Theron, now surely the indisputable queen of action after “Mad Max: Fury Road”, “Fast & Furious 8” and this, commits fully to the role as the hard-as-nails Broughton, a hard-drinking, callous and ruthlessly efficient secret agent. Sex, violence, guns and death, this film has it all and everything revolves around Theron’s performance. McAvoy’s David Percival would be the lead character in pretty much any other film but here, he’s effectively Agent Triple-X or Dr Holly Goodhead to Theron’s Bond. Theron’s Broughton may be as close to Fleming’s original creation as we’ve ever had on-screen and it’s both thrilling and chilling to watch her manipulate, outfight and seduce whoever is around her, including the naïve French Secret Service Agent Delphine Lasalle (Sofia Boutella), as she single-mindedly keeps her mind on the mission.

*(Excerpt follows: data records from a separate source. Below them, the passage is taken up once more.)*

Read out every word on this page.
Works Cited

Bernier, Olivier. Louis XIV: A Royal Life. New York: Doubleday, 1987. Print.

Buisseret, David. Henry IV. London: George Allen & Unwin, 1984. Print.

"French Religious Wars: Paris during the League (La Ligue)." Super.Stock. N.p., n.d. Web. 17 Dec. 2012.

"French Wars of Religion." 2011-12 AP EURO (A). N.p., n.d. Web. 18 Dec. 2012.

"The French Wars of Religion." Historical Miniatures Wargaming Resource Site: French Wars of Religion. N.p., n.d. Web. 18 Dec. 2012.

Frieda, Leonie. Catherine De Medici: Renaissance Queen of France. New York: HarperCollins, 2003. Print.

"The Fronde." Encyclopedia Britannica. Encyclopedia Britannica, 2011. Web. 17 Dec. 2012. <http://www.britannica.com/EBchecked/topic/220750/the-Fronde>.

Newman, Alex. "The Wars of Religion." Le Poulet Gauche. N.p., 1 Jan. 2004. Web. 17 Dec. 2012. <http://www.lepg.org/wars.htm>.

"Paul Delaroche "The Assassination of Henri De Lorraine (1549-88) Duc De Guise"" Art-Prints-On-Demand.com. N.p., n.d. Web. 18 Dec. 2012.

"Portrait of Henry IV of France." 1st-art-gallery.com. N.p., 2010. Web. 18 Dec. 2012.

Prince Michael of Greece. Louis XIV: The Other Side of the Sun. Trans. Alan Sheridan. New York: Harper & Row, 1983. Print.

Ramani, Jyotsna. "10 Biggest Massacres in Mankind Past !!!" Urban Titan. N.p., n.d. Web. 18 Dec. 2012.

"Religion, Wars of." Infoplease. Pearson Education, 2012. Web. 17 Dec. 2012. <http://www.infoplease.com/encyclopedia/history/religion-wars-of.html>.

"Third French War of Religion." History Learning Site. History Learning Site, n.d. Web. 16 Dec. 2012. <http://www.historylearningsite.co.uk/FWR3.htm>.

Steeped in a darkly romanticised Cold War nostalgia, “Atomic Blonde” suffers a little from an awkward and occasionally intrusive narrative structure as the Berlin mission is relayed as part of a debriefing session at MI6 but it’s in its dazzling set pieces that “Atomic Blonde” will convince you to overlook such shortcomings, especially a stairwell fight scene that pushes Bond, Bourne and even Wick into a scuffle for second place cinematic badassness.

“Atomic Blonde” brilliantly demonstrates the reductive unnecessariness of a ‘female James Bond’. After this, I’m ambivalent about the next Bond movie, but I definitely want more Lorraine Broughton.